Overall, the results came in at 36% below Wall Street projections, making this quarterly earnings miss the most notable since February 2021’s 46% miss.

“Uncertainty around the effects of geopolitical events and global trade policy, including the impacts on economic growth, consumer confidence and expectations around inflation, and currencies has pressured the beer industry and consumption trends,” said Molson Coors CEO Gavin Hattersley, who is currently in the process of exiting the position as the beermaker searches for a new chief executive.

Tariff Concerns May Not Directly Impact Molson Coors but Could Depress US Consumer Spending Overall

The company did reiterate, however, that the impact of the tariffs would not be a key (at least, direct) factor in terms of the company’s immediate fortunes, as the majority of its beer slated for the U.S. market is produced by Colorado breweries, as Reuters noted.

The outlet quoted Zak Stambor, senior analyst at Emarketer, on the recent turbulence being encountered by Molson Coors as a whole.

“Amid leadership transition and lowered growth projections, the company seems adrift at a moment when strategic clarity is essential,” he said.
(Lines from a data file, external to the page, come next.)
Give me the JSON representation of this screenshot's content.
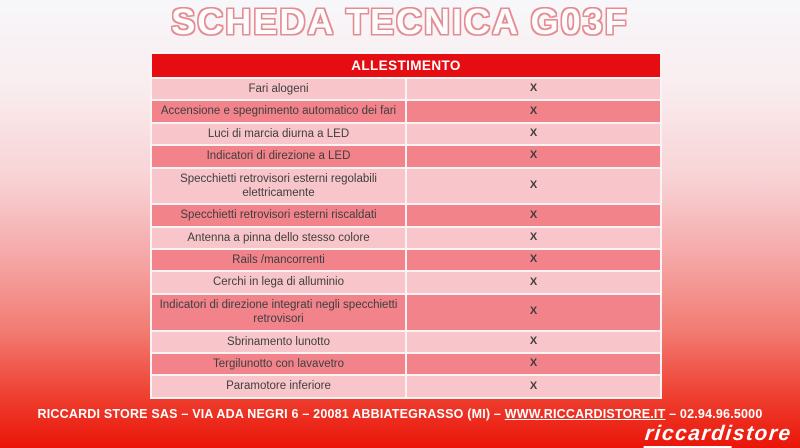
{
  "page": {
    "title": "SCHEDA TECNICA G03F"
  },
  "table": {
    "header": "ALLESTIMENTO",
    "rows": [
      {
        "label": "Fari alogeni",
        "value": "X"
      },
      {
        "label": "Accensione e spegnimento automatico dei fari",
        "value": "X"
      },
      {
        "label": "Luci di marcia diurna a LED",
        "value": "X"
      },
      {
        "label": "Indicatori di direzione a LED",
        "value": "X"
      },
      {
        "label": "Specchietti retrovisori esterni regolabili elettricamente",
        "value": "X"
      },
      {
        "label": "Specchietti retrovisori esterni riscaldati",
        "value": "X"
      },
      {
        "label": "Antenna a pinna dello stesso colore",
        "value": "X"
      },
      {
        "label": "Rails /mancorrenti",
        "value": "X"
      },
      {
        "label": "Cerchi in lega di alluminio",
        "value": "X"
      },
      {
        "label": "Indicatori di direzione integrati negli specchietti retrovisori",
        "value": "X"
      },
      {
        "label": "Sbrinamento lunotto",
        "value": "X"
      },
      {
        "label": "Tergilunotto con lavavetro",
        "value": "X"
      },
      {
        "label": "Paramotore inferiore",
        "value": "X"
      }
    ]
  },
  "footer": {
    "info_prefix": "RICCARDI STORE SAS – VIA ADA NEGRI 6 – 20081 ABBIATEGRASSO (MI) – ",
    "website": "WWW.RICCARDISTORE.IT",
    "info_suffix": " – 02.94.96.5000",
    "logo_primary": "riccardi",
    "logo_secondary": "store"
  },
  "colors": {
    "header_red": "#e60d12",
    "row_light_pink": "#f8c6ca",
    "row_dark_pink": "#f2838a",
    "title_outline": "#e58c93",
    "background_bottom_red": "#ea1508",
    "text_dark": "#3e3e3e"
  }
}
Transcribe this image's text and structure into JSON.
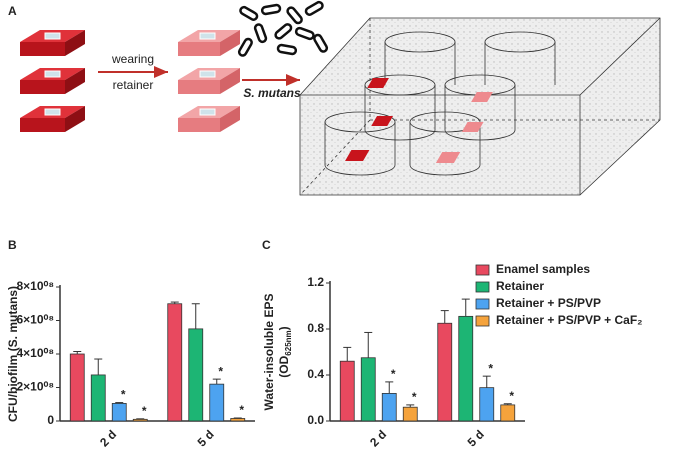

The company “appears to have lost its footing,” Stambor added.

In terms of Molson Coors’ full-year sales growth guidance, these numbers were also subjected to a downgrading of expectations as well — the beermaker now expects a low single-digit decrease as opposed to a former position anticipating a high single-digit increase. This projection did not take into account any impact which currency movements might have in the months to come.

As a result of the poor earnings report and future guidance, investors seemed somewhat spooked. The company’s stock priced tumbled by 8% in early morning trading on May 8 but had improved to a loss of just 3.76% as of 12:56 p.m. ET.